Improve campaign disclosure before next big election

Six billion dollars.

 

That’s how much money campaigns and their supporters are expected to spend on the 2012 elections, according to the latest estimate by the Center for Responsive Politics.

It’s a huge and stunning amount that’s only likely to increase in future elections. So voters at least deserve to know where all the big money is coming from.

The U.S. Supreme Court has ruled that money is essentially speech that must be allowed. But the same court has encouraged Congress to require more disclosure of the donors who are doing the speaking.

Money that goes directly to the candidates is already tracked. But money spent by outside groups that mostly attack political opponents is harder to identify. This includes groups such as Americans for Prosperity on the right and the Greater Wisconsin Committee on the left.

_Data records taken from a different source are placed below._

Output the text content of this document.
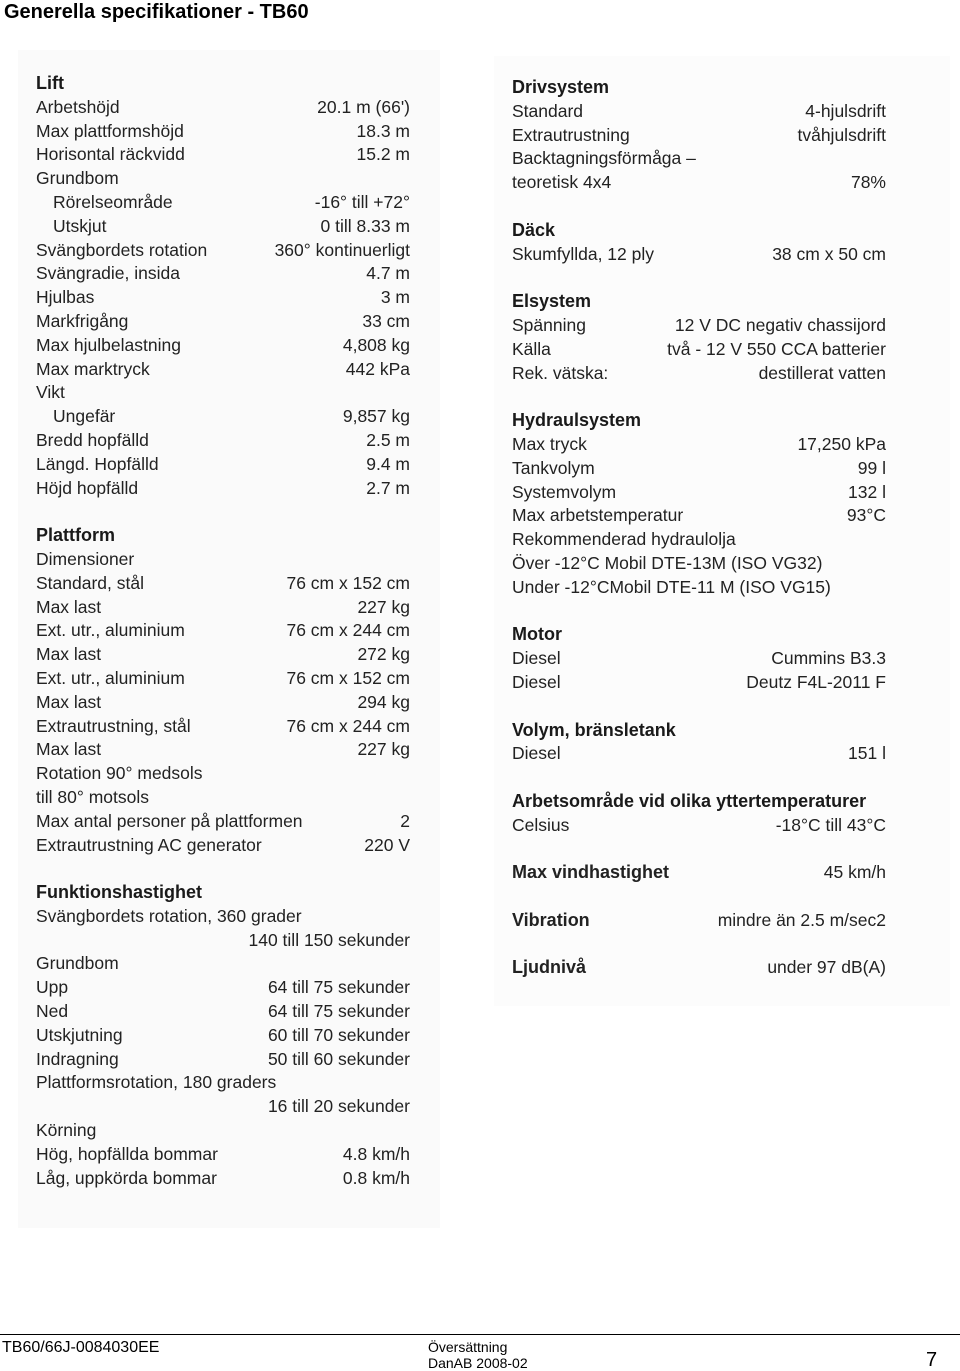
Generella specifikationer - TB60
Lift
Arbetshöjd	20.1 m (66')
Max plattformshöjd	18.3 m
Horisontal räckvidd	15.2 m
Grundbom
Rörelseområde	-16° till +72°
Utskjut	0 till 8.33 m
Svängbordets rotation	360° kontinuerligt
Svängradie, insida	4.7 m
Hjulbas	3 m
Markfrigång	33 cm
Max hjulbelastning	4,808 kg
Max marktryck	442 kPa
Vikt
Ungefär	9,857 kg
Bredd hopfälld	2.5 m
Längd. Hopfälld	9.4 m
Höjd hopfälld	2.7 m
Plattform
Dimensioner
Standard, stål	76 cm x 152 cm
Max last	227 kg
Ext. utr., aluminium	76 cm x 244 cm
Max last	272 kg
Ext. utr., aluminium	76 cm x 152 cm
Max last	294 kg
Extrautrustning, stål	76 cm x 244 cm
Max last	227 kg
Rotation 90° medsols
till 80° motsols
Max antal personer på plattformen	2
Extrautrustning AC generator	220 V
Funktionshastighet
Svängbordets rotation, 360 grader
140 till 150 sekunder
Grundbom
Upp	64 till 75 sekunder
Ned	64 till 75 sekunder
Utskjutning	60 till 70 sekunder
Indragning	50 till 60 sekunder
Plattformsrotation, 180 graders
16 till 20 sekunder
Körning
Hög, hopfällda bommar	4.8 km/h
Låg, uppkörda bommar	0.8 km/h
Drivsystem
Standard	4-hjulsdrift
Extrautrustning	tvåhjulsdrift
Backtagningsförmåga –
teoretisk 4x4	78%
Däck
Skumfyllda, 12 ply	38 cm x 50 cm
Elsystem
Spänning	12 V DC negativ chassijord
Källa	två - 12 V 550 CCA batterier
Rek. vätska:	destillerat vatten
Hydraulsystem
Max tryck	17,250 kPa
Tankvolym	99 l
Systemvolym	132 l
Max arbetstemperatur	93°C
Rekommenderad hydraulolja
Över -12°C Mobil DTE-13M (ISO VG32)
Under -12°CMobil DTE-11 M (ISO VG15)
Motor
Diesel	Cummins B3.3
Diesel	Deutz F4L-2011 F
Volym, bränsletank
Diesel	151 l
Arbetsområde vid olika yttertemperaturer
Celsius	-18°C till 43°C
Max vindhastighet	45 km/h
Vibration	mindre än 2.5 m/sec2
Ljudnivå	under 97 dB(A)
TB60/66J-0084030EE	Översättning
DanAB 2008-02	7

Congress should require these shadowy organizations to disclose all of their donors who give $10,000 or more. That won’t take the money out of politics. But it will give citizens more information about who is trying to influence their votes. And it will hold accountable more of these groups for what often are terribly misleading if not flat-out wrong claims and accusations.

The race for president, of course, is the biggest-spending affair, accounting for about $2.6 billion of the projected $6 billion for federal campaigns this cycle, according to the CRP. ...

Bills requiring more transparency (60 days before elections) at the federal and state levels enjoy bipartisan support.

Let’s get this done in time for the next big splurge.